With more and more subsidy-free wind at the back end of the forecast horizon, we find are fewer double-price spikes within a day, and more and more zero-priced days. This means that over the forecast horizon, we tend to see less cycling in the day ahead markets.

Are electricity import costs included in the BESS revenue forecast?

Yes, they are.

Our dispatch model works out when to charge and when to discharge. The revenue in wholesale markets we present is the net of this position.

In our ancillary modelling, we account for the energy cost (or revenue) of importing power to be able to discharge (or charge) in response to low (or high) grid frequency. This reflects the cost of the state of charge management, and is shown in wholesale costs. Given the requirements of the particular service, we limit the state of charge in both upper and lower directions. In addition, we take into account the cost of charging in response to high grid frequency, and discharging when grid frequency is low, using historic data as an input to the expected throughput of each service.
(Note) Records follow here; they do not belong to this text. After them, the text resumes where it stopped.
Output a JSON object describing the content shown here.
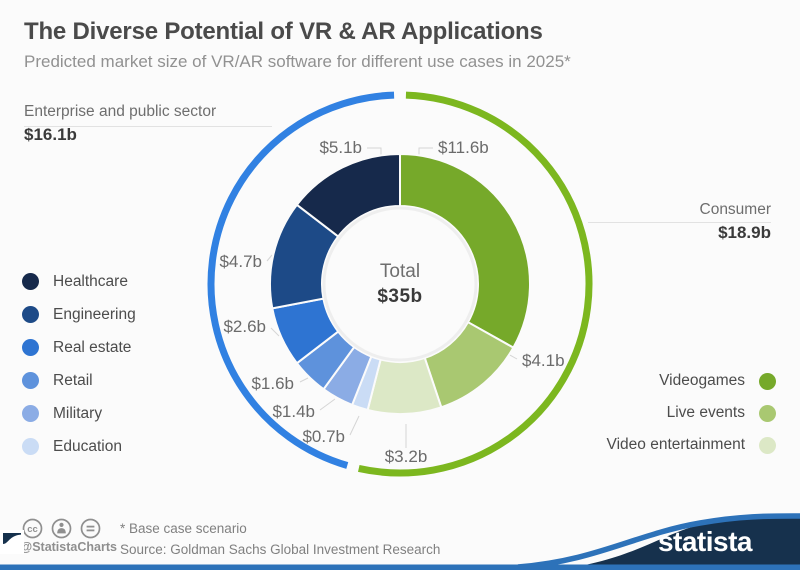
{
  "header": {
    "title": "The Diverse Potential of VR & AR Applications",
    "subtitle": "Predicted market size of VR/AR software for different use cases in 2025*"
  },
  "chart_data": {
    "type": "donut",
    "title": "Predicted market size of VR/AR software for different use cases in 2025",
    "total": 35,
    "center": {
      "label": "Total",
      "value": "$35b"
    },
    "unit": "billion USD",
    "groups": [
      {
        "name": "Consumer",
        "value": 18.9,
        "value_label": "$18.9b",
        "color": "#7cb71f"
      },
      {
        "name": "Enterprise and public sector",
        "value": 16.1,
        "value_label": "$16.1b",
        "color": "#3181e2"
      }
    ],
    "segments": [
      {
        "name": "Videogames",
        "value": 11.6,
        "label": "$11.6b",
        "color": "#76a92a",
        "group": "Consumer"
      },
      {
        "name": "Live events",
        "value": 4.1,
        "label": "$4.1b",
        "color": "#a9c871",
        "group": "Consumer"
      },
      {
        "name": "Video entertainment",
        "value": 3.2,
        "label": "$3.2b",
        "color": "#dce8c6",
        "group": "Consumer"
      },
      {
        "name": "Education",
        "value": 0.7,
        "label": "$0.7b",
        "color": "#cadcf5",
        "group": "Enterprise and public sector"
      },
      {
        "name": "Military",
        "value": 1.4,
        "label": "$1.4b",
        "color": "#8bace5",
        "group": "Enterprise and public sector"
      },
      {
        "name": "Retail",
        "value": 1.6,
        "label": "$1.6b",
        "color": "#5e92dc",
        "group": "Enterprise and public sector"
      },
      {
        "name": "Real estate",
        "value": 2.6,
        "label": "$2.6b",
        "color": "#2e74d2",
        "group": "Enterprise and public sector"
      },
      {
        "name": "Engineering",
        "value": 4.7,
        "label": "$4.7b",
        "color": "#1d4a87",
        "group": "Enterprise and public sector"
      },
      {
        "name": "Healthcare",
        "value": 5.1,
        "label": "$5.1b",
        "color": "#16294b",
        "group": "Enterprise and public sector"
      }
    ],
    "legend_left": [
      "Healthcare",
      "Engineering",
      "Real estate",
      "Retail",
      "Military",
      "Education"
    ],
    "legend_right": [
      "Videogames",
      "Live events",
      "Video entertainment"
    ]
  },
  "footer": {
    "footnote": "* Base case scenario",
    "source": "Source: Goldman Sachs Global Investment Research",
    "handle": "@StatistaCharts",
    "brand": "statista",
    "cc_icons": [
      "cc-icon",
      "attribution-person-icon",
      "equals-icon"
    ],
    "brand_navy": "#16314d",
    "brand_blue": "#2d72b9"
  }
}
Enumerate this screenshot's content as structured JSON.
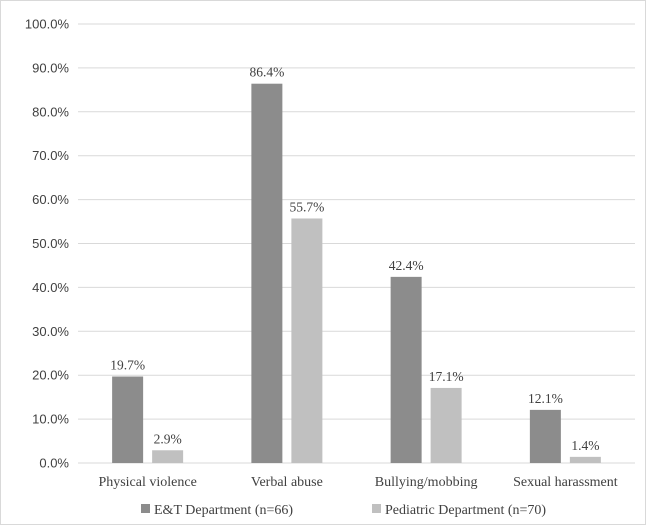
{
  "chart_data": {
    "type": "bar",
    "categories": [
      "Physical violence",
      "Verbal abuse",
      "Bullying/mobbing",
      "Sexual harassment"
    ],
    "series": [
      {
        "name": "E&T Department (n=66)",
        "values": [
          19.7,
          86.4,
          42.4,
          12.1
        ],
        "labels": [
          "19.7%",
          "86.4%",
          "42.4%",
          "12.1%"
        ],
        "color": "#8c8c8c"
      },
      {
        "name": "Pediatric Department (n=70)",
        "values": [
          2.9,
          55.7,
          17.1,
          1.4
        ],
        "labels": [
          "2.9%",
          "55.7%",
          "17.1%",
          "1.4%"
        ],
        "color": "#c0c0c0"
      }
    ],
    "yticks": [
      "0.0%",
      "10.0%",
      "20.0%",
      "30.0%",
      "40.0%",
      "50.0%",
      "60.0%",
      "70.0%",
      "80.0%",
      "90.0%",
      "100.0%"
    ],
    "ylim": [
      0,
      100
    ],
    "grid": true,
    "gridline_color": "#d9d9d9",
    "legend_position": "bottom"
  }
}
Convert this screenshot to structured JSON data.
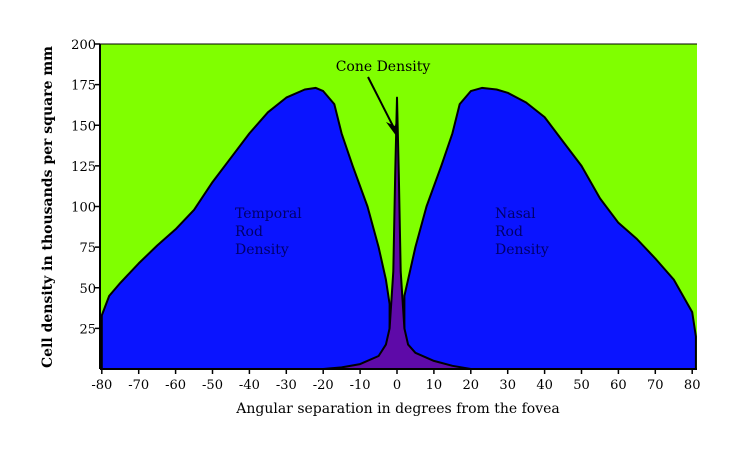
{
  "chart_data": {
    "type": "area",
    "title": "",
    "xlabel": "Angular separation in degrees from the fovea",
    "ylabel": "Cell density in thousands per square mm",
    "xlim": [
      -80,
      80
    ],
    "ylim": [
      0,
      200
    ],
    "xticks": [
      -80,
      -70,
      -60,
      -50,
      -40,
      -30,
      -20,
      -10,
      0,
      10,
      20,
      30,
      40,
      50,
      60,
      70,
      80
    ],
    "yticks": [
      25,
      50,
      75,
      100,
      125,
      150,
      175,
      200
    ],
    "colors": {
      "background": "#80ff00",
      "rod": "#0a14ff",
      "cone": "#5e0aa8",
      "outline": "#000000"
    },
    "series": [
      {
        "name": "Temporal Rod Density",
        "label_lines": [
          "Temporal",
          "Rod",
          "Density"
        ],
        "x": [
          -80,
          -78,
          -75,
          -70,
          -65,
          -60,
          -55,
          -50,
          -45,
          -40,
          -35,
          -30,
          -25,
          -22,
          -20,
          -17,
          -15,
          -12,
          -8,
          -5,
          -3,
          -2,
          -2
        ],
        "y": [
          33,
          45,
          53,
          65,
          76,
          86,
          98,
          115,
          130,
          145,
          158,
          167,
          172,
          173,
          171,
          163,
          145,
          125,
          100,
          75,
          55,
          40,
          0
        ]
      },
      {
        "name": "Nasal Rod Density",
        "label_lines": [
          "Nasal",
          "Rod",
          "Density"
        ],
        "x": [
          2,
          2,
          3,
          5,
          8,
          12,
          15,
          17,
          20,
          23,
          27,
          30,
          35,
          40,
          45,
          50,
          55,
          60,
          65,
          70,
          75,
          80,
          81,
          81
        ],
        "y": [
          0,
          45,
          55,
          75,
          100,
          125,
          145,
          163,
          171,
          173,
          172,
          170,
          164,
          155,
          140,
          125,
          105,
          90,
          80,
          68,
          55,
          35,
          20,
          0
        ]
      },
      {
        "name": "Cone Density",
        "x": [
          -20,
          -15,
          -10,
          -5,
          -3,
          -2,
          -1,
          -0.5,
          0,
          0.5,
          1,
          2,
          3,
          5,
          10,
          15,
          20
        ],
        "y": [
          0,
          1,
          3,
          8,
          15,
          25,
          60,
          120,
          167,
          120,
          60,
          25,
          15,
          10,
          5,
          2,
          0
        ]
      }
    ],
    "annotations": [
      {
        "text": "Cone Density",
        "points_to": [
          0,
          140
        ]
      }
    ]
  }
}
Do you consider Distribution Use of System charges in the revenue forecast?

We do not include Distribution Use of System (DUoS) charges in our revenue forecasts. This is because the majority of battery sites are connected at EHV on the distrbution networks. DUoS rates are very close to 0 for these sites.

We do not model fixed costs in our revenue forecast - like fixed DUoS or standing charges. Batteries are exempt from most of these costs.

Why do annual demand TWh not match total generation TWh in the scenario databook?

The demand we show is domestic only, so excluding any demand from interconnectors, energy storage, and curtailment of renewables.

In 2050 we have 55GW of energy storage (battery, pumped, and other) and 22GW of interconnection. These represent a significant demand - energy is lost in charging each of the storage types due to efficiencies, and interconnectors represent a demand when we export power to the continent.